Because there is no way that we are alone in this universe.
Absolutely no way.
And that is just the tippiest of the tips of the numbers of numbers out there. That is as entry as coffee to any drug under the sun, Christopher Nolan to Yevgeni Bauer, or Taylor Swift to whatever gem you stumble across on Youtube at 3AM that has approximately 20 views.
And obscure numbers (correlatedly, the larger the numbers the less frequent that they are talked about at parties) are fun to think about at night.
Googling (heh) the largest numbers ever certainly does not help with my arguably unhealthy obsession. Anything from a Googol to a googolplex get me down a rabbit hole of woah how long would it take to count all that.
Middle school came eventually, then I learned about girls. And Graham’s Number. And most people would freak out if they knew what a Graham’s number is. And for some weird reasons, the thought of Graham’s number interested me way more.
It is so large that the observable universe is far too small to contain an ordinary digital representation of Graham’s number, assuming that each digit occupies one Planck volume … But even the number of digits in this digital representation of Graham’s number would itself be a number so large that its digital representation cannot be represented in the observable universe. Nor even can the number of digits of that number — and so forth, for a number of times far exceeding the total number of Planck volumes in the observable universe.
A graham’s number is nothing short of a true nightmare. Not infinity. You can’t count to infinity anyway which makes it less impressive and more humorous to say, “to infinity and beyond” than “to the Graham’s number and beyond”. Virtually anyone would beat you to death if they knew what a Graham’s number is and you wish them to live to a Graham’s number for an amount of years. I bet you a millionth of a Graham’s number of money that the human brains aren’t even capable of perceiving, let alone living through that amount of tick-tacks, LET ALONE living through that amount of years. If I did win, however, I’d still be richer than any other person, or entity ever lived combined.

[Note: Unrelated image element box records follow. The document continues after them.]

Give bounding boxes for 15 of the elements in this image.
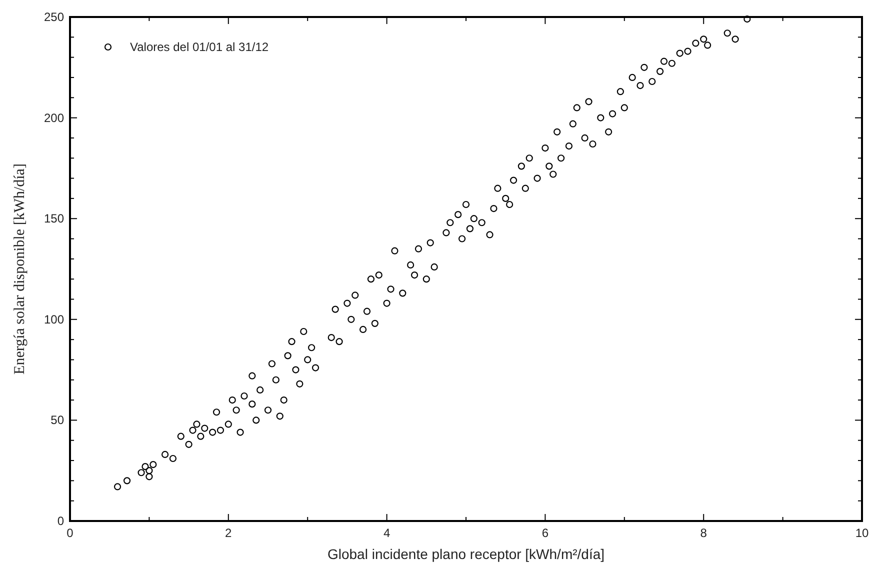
y-tick-label: 100 [44,312,64,326]
y-tick-label: 0 [57,514,64,528]
y-tick-label: 200 [44,110,64,125]
x-tick-label: 0 [66,526,74,540]
y-tick-label: 50 [50,413,64,428]
x-axis-title: Global incidente plano receptor [kWh/m²/día] [327,546,605,562]
x-tick-label: 2 [225,526,232,540]
y-axis-title: Energía solar disponible [kWh/día] [12,164,28,374]
x-tick-label: 4 [383,526,390,540]
x-tick-label: 10 [855,526,869,540]
legend-label: Valores del 01/01 al 31/12 [130,40,269,54]
x-tick-label: 6 [542,526,549,540]
y-tick-label: 150 [44,212,64,226]
y-tick-label: 250 [44,10,64,24]
x-tick-label: 8 [700,526,708,540]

Money would have been meaningless.
In actuality, Graham’s number does not only exist, but it’s the largest number ever that was actually used in a serious scientific paper.
“He came up with the number in 1977, and it gained recognition when a colleague wrote about it in Scientific American and called it “a bound so vast that it holds the record for the largest number ever used in a serious mathematical proof.” The number ended up in the Guinness Book of World Records in 1980 for the same reason, and though it has today been surpassed, it’s still renowned for being the biggest number most people ever hear about. That’s why Graham’s number is a thing — it’s not just an arbitrarily huge number, it’s actually relevant in the world of math.”
I’ll leave you this tiny little link for y’all to figure out what a Graham’s number is, once again, by the wonderful human being called Tim Urban.
For now, I’ll contemplate about all the other zeroes in my life.